Tabii eğer senin amacın yayıncı olmak değil de ikinci sınıf PR şirketlerinin elinde oyuncak olmaksa o zaman sorun yok. Çünkü piyasa ikinci sınıf halkla ilişkiler şirketi ve ikinci sınıf pazarlama yöneticileriyle dolu zaten. İki arada bir derede yayıncılık değil, hanutçuluk yaparak yolunu buluyorsan dünya sana güzel…
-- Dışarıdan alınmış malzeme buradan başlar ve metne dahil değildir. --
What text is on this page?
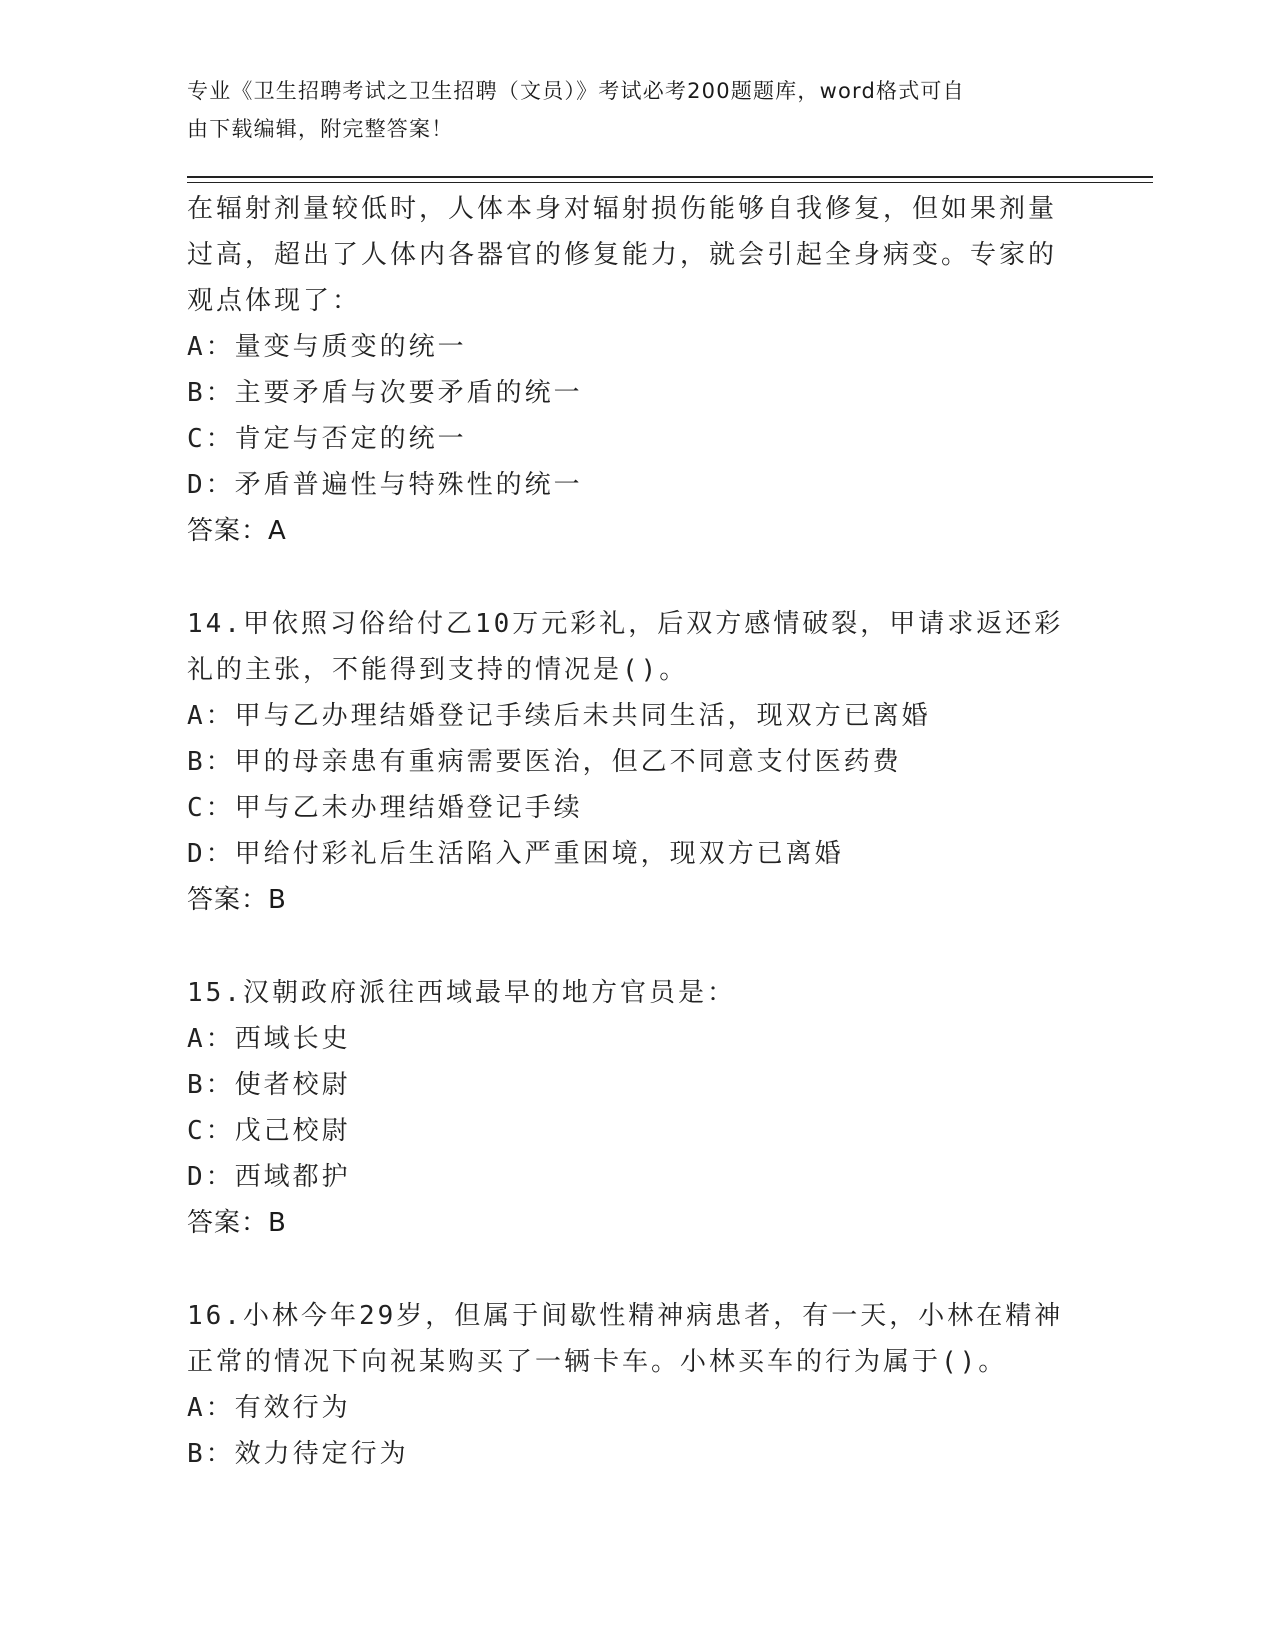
专业《卫生招聘考试之卫生招聘（文员）》考试必考200题题库，word格式可自
由下载编辑，附完整答案！
在辐射剂量较低时，人体本身对辐射损伤能够自我修复，但如果剂量
过高，超出了人体内各器官的修复能力，就会引起全身病变。专家的
观点体现了：
A：量变与质变的统一
B：主要矛盾与次要矛盾的统一
C：肯定与否定的统一
D：矛盾普遍性与特殊性的统一
答案：A
14.甲依照习俗给付乙10万元彩礼，后双方感情破裂，甲请求返还彩
礼的主张，不能得到支持的情况是()。
A：甲与乙办理结婚登记手续后未共同生活，现双方已离婚
B：甲的母亲患有重病需要医治，但乙不同意支付医药费
C：甲与乙未办理结婚登记手续
D：甲给付彩礼后生活陷入严重困境，现双方已离婚
答案：B
15.汉朝政府派往西域最早的地方官员是：
A：西域长史
B：使者校尉
C：戊己校尉
D：西域都护
答案：B
16.小林今年29岁，但属于间歇性精神病患者，有一天，小林在精神
正常的情况下向祝某购买了一辆卡车。小林买车的行为属于()。
A：有效行为
B：效力待定行为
İşin aslı ne yazık ki öyle değil sevgili okuyucular… Beni takip edenler zaten Huawei ile aramın pek de iyi olmadığını bilirler. Çünkü bence bazı teknoloji şirketleri, bazı yayıncıların işlerini yapmalarını özellikle engelleme çabasında oluyorlar. Apple Türkiye ve LG’den başka Huawei’nin de böyle bir şirket olduğunu düşünüyorum. Peki bu şirketler ne yaparlar da sizin işinizi yapmanıza engel olurlar? Mesela iyi yorum alacakları garanti olmayan yayıncıları basın toplantılarına çağırmazlar. Onlara test ürünü göndermezler. Zaten ikinci sınıf PR şirketleriyle çalıştıkları için iletişim konusunda danışmanlık almayı da kabul etmezler. PR şirketlerinde çalışanlara sadece üst perdeden buyururlar. Derler ki “Ersin’i toplantıya çağırmayın” veya “Ersin’in sorumlu olduğu yayınlara inceleme ürünü göndermeyin”. Bu sayede doğruları söyleyen yayıncının işini yapmasını engellemeye çalışırlar. Müşteriyi kızdırmamak isteyen sözde PR şirketleri de bu emirleri yerine getirebilmek için çabalar; bugünü kazanmaya çalışırken yarını kaybeder aslında.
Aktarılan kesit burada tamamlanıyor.